Who should perform running drills?


They’re a great way for beginners to increase their athleticism, reinforce proper mechanics, and improve their form. They’re also beneficial for more advanced runners for the same reason. Just like running and strength exercises are recommended forms of exercise for nearly all people, form drills are recommended for nearly all runners.

The only types of runners that should be cautious with form drills are those who are coming back from a serious injury. The increased impact forces of drills (especially if you do them on asphalt or concrete) can predispose you to reinjure yourself.

Prioritize proper form and never complete any exercise that causes pain. After a few weeks, you’ll feel faster, more coordinated, and strong enough to potentially run a new personal best.


Where can I do form drills?

You can perform these drills almost anywhere there’s space. You’ll usually need about 50 meters of unobstructed space like a road, sidewalk, or field.

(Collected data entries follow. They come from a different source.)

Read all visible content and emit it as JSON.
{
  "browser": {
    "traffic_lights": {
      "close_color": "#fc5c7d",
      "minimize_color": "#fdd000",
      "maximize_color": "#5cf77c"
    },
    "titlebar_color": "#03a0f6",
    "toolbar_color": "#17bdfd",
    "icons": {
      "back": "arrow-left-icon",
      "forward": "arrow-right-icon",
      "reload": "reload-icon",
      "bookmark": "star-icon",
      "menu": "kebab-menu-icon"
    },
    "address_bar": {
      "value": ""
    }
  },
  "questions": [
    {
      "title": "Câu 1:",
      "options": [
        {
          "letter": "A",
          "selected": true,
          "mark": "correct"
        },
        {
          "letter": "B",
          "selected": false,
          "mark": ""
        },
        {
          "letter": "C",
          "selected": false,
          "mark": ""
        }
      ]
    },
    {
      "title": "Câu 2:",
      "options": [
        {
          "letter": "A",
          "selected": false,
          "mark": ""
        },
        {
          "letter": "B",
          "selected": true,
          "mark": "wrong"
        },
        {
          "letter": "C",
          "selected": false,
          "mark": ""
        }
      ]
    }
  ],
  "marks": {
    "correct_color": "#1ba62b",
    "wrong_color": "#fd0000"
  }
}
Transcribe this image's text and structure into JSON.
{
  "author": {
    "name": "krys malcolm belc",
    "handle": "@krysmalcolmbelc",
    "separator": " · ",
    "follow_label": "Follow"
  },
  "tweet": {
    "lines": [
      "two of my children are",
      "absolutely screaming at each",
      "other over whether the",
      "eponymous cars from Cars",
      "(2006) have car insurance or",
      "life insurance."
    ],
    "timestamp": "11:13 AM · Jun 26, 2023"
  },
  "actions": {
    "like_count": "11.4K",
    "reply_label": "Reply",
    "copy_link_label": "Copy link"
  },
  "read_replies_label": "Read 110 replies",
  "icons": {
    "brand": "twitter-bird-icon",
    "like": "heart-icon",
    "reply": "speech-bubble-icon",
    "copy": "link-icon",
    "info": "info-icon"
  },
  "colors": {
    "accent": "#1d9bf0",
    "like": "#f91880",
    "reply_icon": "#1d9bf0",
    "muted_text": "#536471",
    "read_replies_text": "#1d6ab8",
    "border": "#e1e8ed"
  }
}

But there are a few places that are particularly recommended:

  1. The road before a hard workout or race (the hard surface can help increase muscle tension – and therefore, your performance)
  2. On an outdoor track – softer surface, no risk of tripping on something, and it’s more accepted to do these silly exercises there!
  3. On grass or synthetic turf field – best for injury-prone runners or those who want to do drills barefoot for increased strength gains in the feet and lower legs

How many running drills should I do?

It’s not necessary to do all seven of these form drills every time.  That would take another 20+ minutes – valuable time for most runners!

Instead, choose 3-4 drills and follow these guidelines:

  1. High knees
  2. Butt kicks
  3. One leg up/ Cycling
  4. Toe forwards
  5. Bounding

Most drills should be completed for 30-50m. Walk back to where you started before beginning the next drill. Perform 2-3 sets of each one before beginning the next exercise.